Given the following language: $$L=\left\{\,(\,C,\,\{v_i\}_{i=1}^m, \,x\,) \enspace :\enspace \substack{C(x) \text{ is a boolean circuit with } m \text{ gates} \\i\text{'th gate value is } v_i \text{ on input } x} \right\}$$ I need to find out to what known class $$L$$ is complete to with respect to logspace reductions.

I think that it is impossible to reduce $$\text{CVAL}$$ to $$L$$ because if we can compute gate's values $$\{v_i\}_{i=1}^m$$'s we could solve $$\mathrm{CVAL}$$ in logspace which would imply $$\mathbf{P = LOG}$$.

I also think that $$L\in\mathbf{P}$$ because we can calculate $$C(x)$$ and of course all the gates $$\{v_i\}_{i=1}^m$$ using BFS as in computing every boolean circuit value.

• Your language does seem to be in logspace. Oct 26, 2021 at 6:08
• @YuvalFilmus Thank you, Yuval.

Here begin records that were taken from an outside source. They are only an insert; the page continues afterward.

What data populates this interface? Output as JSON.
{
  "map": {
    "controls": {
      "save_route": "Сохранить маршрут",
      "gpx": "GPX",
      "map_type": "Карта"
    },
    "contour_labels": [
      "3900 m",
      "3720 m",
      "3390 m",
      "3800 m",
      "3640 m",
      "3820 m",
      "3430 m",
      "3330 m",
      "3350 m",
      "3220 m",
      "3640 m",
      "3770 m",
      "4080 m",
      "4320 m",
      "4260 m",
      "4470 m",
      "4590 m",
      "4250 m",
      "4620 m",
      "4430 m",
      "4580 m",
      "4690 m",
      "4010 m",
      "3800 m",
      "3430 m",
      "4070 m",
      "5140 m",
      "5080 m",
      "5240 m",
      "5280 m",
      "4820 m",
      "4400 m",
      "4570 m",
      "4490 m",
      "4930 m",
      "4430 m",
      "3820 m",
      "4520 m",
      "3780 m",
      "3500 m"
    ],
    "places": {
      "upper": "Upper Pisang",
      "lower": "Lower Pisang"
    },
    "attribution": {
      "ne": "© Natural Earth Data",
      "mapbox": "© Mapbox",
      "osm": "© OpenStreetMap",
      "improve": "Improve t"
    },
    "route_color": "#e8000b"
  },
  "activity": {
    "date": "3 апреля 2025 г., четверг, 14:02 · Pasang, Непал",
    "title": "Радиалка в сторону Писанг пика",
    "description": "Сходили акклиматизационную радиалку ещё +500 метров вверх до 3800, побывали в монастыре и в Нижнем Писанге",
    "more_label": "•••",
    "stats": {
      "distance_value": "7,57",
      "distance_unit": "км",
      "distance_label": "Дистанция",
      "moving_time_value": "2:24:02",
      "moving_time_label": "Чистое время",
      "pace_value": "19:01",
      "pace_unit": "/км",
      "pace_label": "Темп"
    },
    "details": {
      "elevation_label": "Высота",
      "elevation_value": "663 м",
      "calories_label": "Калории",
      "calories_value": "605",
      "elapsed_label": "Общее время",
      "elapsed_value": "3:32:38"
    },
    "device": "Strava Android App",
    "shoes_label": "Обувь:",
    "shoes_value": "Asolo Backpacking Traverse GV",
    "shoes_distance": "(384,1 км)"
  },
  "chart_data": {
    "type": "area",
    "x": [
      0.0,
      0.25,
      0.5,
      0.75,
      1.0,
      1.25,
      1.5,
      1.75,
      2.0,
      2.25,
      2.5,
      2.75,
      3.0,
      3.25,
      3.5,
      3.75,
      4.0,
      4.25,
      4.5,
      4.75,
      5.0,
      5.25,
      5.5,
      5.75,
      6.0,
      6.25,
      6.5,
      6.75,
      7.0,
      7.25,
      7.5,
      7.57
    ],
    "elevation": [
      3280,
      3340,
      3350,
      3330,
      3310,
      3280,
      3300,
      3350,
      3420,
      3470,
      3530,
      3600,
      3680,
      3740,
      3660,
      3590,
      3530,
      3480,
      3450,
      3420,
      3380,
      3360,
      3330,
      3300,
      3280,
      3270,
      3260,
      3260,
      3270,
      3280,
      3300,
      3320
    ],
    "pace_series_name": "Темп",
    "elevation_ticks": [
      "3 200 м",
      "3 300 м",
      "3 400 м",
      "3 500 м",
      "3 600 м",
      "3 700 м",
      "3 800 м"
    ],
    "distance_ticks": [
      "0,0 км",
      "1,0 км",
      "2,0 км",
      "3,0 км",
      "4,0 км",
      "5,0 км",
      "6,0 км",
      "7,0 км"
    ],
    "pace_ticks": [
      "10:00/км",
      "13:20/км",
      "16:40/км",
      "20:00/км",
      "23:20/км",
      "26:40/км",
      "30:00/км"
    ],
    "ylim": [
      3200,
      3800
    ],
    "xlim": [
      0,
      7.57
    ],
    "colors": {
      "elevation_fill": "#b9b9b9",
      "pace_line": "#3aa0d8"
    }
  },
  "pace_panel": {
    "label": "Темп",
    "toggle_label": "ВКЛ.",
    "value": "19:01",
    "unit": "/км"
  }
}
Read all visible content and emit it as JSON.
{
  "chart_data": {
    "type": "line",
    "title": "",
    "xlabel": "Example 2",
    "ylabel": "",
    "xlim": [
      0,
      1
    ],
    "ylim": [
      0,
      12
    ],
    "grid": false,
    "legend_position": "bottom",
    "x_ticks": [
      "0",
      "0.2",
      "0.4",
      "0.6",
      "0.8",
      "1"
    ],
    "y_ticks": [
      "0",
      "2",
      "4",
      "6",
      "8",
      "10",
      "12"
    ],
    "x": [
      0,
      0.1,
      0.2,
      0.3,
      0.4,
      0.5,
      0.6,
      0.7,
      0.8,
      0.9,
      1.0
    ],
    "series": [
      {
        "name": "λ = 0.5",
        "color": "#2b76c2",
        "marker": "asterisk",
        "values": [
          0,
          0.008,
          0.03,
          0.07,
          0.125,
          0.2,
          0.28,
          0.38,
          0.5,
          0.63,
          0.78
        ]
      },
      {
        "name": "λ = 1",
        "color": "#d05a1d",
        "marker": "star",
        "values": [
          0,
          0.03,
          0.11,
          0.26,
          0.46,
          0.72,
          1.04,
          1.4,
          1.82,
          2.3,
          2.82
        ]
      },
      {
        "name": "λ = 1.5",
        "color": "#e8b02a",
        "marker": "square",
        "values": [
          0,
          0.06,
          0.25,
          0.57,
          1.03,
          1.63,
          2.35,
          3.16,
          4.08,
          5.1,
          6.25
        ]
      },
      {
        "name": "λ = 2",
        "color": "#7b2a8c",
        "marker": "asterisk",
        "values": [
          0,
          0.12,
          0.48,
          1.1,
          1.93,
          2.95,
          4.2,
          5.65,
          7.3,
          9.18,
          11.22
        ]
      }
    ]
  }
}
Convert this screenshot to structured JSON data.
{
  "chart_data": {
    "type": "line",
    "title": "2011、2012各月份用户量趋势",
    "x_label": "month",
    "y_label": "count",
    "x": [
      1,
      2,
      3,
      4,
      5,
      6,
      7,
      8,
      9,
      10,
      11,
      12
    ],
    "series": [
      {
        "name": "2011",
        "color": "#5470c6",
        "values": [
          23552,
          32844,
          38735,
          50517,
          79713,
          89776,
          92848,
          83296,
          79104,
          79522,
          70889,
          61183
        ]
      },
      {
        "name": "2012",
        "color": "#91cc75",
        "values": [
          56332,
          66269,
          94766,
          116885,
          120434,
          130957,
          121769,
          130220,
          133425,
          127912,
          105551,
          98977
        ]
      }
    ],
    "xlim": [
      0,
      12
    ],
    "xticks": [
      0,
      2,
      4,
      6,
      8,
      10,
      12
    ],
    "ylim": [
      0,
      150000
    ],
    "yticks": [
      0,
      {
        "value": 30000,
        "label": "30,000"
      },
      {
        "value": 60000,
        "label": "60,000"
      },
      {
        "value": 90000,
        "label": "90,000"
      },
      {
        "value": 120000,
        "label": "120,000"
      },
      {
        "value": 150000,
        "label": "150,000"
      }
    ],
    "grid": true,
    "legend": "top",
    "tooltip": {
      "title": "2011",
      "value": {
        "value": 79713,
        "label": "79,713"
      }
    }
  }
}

Already noticed that. I'll post an answer soon. Oct 27, 2021 at 7:12

The language $$L$$ is $$\mathbf{LOG}$$-complete.
All we need to check is for each gate, its value (from the $$(v_i)_{i=1}^{m}$$ input) is consistent with its connected gates (i.e. children).
In other words, just iterate all the gates and make sure the $$(v_i)_{i=1}^{m}$$'s are consistent.
$$L$$ is complete because every language in logspace is complete.